Gradually, the feelings cool down, landing the beloved to reality. The level of hormones decreases, the general condition returns to normal. The image of the chosen one seems to be no longer so ideal, and the desire to be constantly together is replaced by the desire to defend the boundaries of its territory, opinion, habits.

If both scores turn out to be strong personalities, the collision cannot be avoided. According to psychologists, this is a normal reaction to a surge of love, which can be compared with the hangover syndrome that surged after noisy merriment. But it is necessary for the partner to appear next, as the feelings return with the same fervor.

Rejection or study

The third step of the relationship carries the first serious danger of separation. Emotions cool down, the pink veil and past romance are no more, and the flaws are visible even clearer. The realization that the partner did not coincide with the expected ideal leads to constant irritation, quarrels and the proposal to “take a break from the relationship”.

The appearance of an orchestra alone is not enough to overcome psychological discomfort. A push is needed to reconcile: a bouquet of flowers, an unusual gift or other tokens. Having studied each other enough, everyone makes a fateful decision - to reject or accept.

Convergence

Having passed the dangerous stage, the relationship goes to a new level and begins its development in another direction. Habits, character traits and shortcomings of the other are no longer annoying, and the main goal is not a desire to remake a partner, but the search for compromises.

There is another side to the coin - quarrels, quarrels are sharper, in which each strives to give examples of "atrocities" from the past. As soon as someone one leaves, repentance begins, the balance is gradually restored. During this period, the couple acquires the main thing - patience, and it is the first sign of the birth of true love.

Cooperation

The period is marked by the attainment of equilibrium. What does it mean? Having studied and accepted the partner as he is, the lovers begin to understand each other more. There are warm friendships that contribute to the strengthening of love. Everyone wants to take care of the second half, is interested in her professional achievements, her state of health.

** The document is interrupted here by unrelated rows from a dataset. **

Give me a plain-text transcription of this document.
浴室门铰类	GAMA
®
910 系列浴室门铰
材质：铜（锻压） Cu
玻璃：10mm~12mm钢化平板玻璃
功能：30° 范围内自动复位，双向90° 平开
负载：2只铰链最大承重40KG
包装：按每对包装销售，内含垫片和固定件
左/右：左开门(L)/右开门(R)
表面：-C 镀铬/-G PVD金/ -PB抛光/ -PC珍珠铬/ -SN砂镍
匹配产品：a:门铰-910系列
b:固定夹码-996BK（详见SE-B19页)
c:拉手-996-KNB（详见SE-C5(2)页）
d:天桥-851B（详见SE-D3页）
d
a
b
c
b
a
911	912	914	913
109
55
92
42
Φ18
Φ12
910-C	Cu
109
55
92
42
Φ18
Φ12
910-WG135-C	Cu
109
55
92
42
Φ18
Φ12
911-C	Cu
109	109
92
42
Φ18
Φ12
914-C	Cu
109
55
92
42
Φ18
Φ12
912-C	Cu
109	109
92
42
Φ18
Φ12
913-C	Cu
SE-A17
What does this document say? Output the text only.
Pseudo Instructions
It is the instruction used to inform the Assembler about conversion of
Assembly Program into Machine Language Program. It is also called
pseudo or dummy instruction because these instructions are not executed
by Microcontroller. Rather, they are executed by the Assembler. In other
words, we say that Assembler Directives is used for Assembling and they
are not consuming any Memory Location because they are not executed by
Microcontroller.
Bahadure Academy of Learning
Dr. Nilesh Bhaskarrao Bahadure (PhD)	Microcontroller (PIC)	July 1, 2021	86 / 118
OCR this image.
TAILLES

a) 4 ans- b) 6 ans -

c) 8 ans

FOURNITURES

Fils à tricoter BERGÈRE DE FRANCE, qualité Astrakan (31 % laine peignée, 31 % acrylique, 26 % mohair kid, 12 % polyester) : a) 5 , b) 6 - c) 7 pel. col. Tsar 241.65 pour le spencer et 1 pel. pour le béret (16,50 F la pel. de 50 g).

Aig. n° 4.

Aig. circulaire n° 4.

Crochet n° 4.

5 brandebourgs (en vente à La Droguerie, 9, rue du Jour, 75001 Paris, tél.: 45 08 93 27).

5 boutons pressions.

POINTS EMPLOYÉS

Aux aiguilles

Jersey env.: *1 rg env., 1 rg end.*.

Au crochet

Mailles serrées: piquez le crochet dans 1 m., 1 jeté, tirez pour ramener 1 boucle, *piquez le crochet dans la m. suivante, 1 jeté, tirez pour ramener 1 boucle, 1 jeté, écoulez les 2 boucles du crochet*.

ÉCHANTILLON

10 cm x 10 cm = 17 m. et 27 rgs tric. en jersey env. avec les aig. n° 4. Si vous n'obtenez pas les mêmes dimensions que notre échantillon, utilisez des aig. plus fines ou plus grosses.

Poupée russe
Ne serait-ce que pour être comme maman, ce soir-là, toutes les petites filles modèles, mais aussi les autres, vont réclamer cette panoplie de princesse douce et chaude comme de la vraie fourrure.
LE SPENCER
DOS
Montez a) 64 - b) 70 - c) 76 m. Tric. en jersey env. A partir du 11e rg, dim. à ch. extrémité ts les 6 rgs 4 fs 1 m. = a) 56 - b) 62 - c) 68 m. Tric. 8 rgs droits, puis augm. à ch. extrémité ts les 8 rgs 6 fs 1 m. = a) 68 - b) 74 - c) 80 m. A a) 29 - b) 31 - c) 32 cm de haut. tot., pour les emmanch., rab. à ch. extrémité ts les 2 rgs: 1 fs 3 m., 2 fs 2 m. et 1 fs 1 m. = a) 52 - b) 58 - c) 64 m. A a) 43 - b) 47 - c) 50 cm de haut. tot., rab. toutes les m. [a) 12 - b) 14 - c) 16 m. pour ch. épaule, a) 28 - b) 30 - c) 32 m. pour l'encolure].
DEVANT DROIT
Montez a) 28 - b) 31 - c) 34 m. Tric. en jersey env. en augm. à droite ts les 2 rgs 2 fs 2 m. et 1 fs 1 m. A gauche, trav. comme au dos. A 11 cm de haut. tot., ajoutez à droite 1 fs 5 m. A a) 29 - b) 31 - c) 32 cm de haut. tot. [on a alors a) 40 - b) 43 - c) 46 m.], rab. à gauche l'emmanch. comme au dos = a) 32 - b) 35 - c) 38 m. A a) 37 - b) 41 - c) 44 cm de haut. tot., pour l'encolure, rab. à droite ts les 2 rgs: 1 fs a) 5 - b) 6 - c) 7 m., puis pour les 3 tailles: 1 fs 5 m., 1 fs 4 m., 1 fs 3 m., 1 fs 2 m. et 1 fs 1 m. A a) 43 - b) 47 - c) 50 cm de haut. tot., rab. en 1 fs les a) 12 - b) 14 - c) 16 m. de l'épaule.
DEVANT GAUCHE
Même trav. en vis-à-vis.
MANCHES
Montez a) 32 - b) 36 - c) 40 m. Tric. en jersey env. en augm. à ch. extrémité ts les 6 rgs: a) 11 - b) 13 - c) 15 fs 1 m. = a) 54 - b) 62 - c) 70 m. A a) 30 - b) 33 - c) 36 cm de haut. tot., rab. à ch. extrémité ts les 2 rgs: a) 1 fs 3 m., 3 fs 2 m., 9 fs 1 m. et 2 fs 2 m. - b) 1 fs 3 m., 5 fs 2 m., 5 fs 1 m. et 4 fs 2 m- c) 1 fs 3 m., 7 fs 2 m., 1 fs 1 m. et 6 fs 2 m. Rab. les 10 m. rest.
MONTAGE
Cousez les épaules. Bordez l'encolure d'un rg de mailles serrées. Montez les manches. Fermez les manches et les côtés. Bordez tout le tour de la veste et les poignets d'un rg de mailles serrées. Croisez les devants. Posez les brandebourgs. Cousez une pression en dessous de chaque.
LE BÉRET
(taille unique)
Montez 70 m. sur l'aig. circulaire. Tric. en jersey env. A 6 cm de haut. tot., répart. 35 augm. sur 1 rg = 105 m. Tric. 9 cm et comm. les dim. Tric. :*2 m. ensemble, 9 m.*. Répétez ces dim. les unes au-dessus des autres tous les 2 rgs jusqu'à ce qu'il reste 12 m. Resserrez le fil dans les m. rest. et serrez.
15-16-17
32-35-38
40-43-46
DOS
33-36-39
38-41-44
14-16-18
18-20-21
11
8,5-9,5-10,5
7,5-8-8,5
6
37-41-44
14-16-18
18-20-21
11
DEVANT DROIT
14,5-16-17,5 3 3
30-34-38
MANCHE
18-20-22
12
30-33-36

The crisis of relations at this stage can provoke a conflict that has arisen, as they say, "out of the blue." Everyone is confident in their importance and is not going to make concessions. The danger is that now all the sick and the weak points are known. Pressing them on someone in a fit of anger is not difficult, and the offended side, taking it as a low blow, can not forgive.

The stage of cooperation is a period of maturity, but no one is insured from the partings that occur on it often enough.

Mutual respect

After going through all the steps listed above, the couple is ready to go into family life or break off relationships. These two cardinal directions arise from the fact that it is time to change their roles, moving to the status of husband and wife, and eventually the parents.

If both are ready for this, then the crisis will pass unnoticed, as the partners learned to respect each other and value for internal qualities, and not for concrete actions. The union becomes like a strong and friendly team, ready to overcome any difficulties together.

Level of trust, understanding, mutual respect can be a reliable foundation for creating a family and returning emotions of the first stage.

A relationship crisis is only a turning point that most couples face and which can, if there is a desire on both sides, be overcome. Here are the main causes of crises and the main stages of the relationship between a man and a woman, knowing about which it will be much easier to bypass the traps.

Watch the video: Relationships Are Hard, But Why? Stan Tatkin. TEDxKC (May 2024).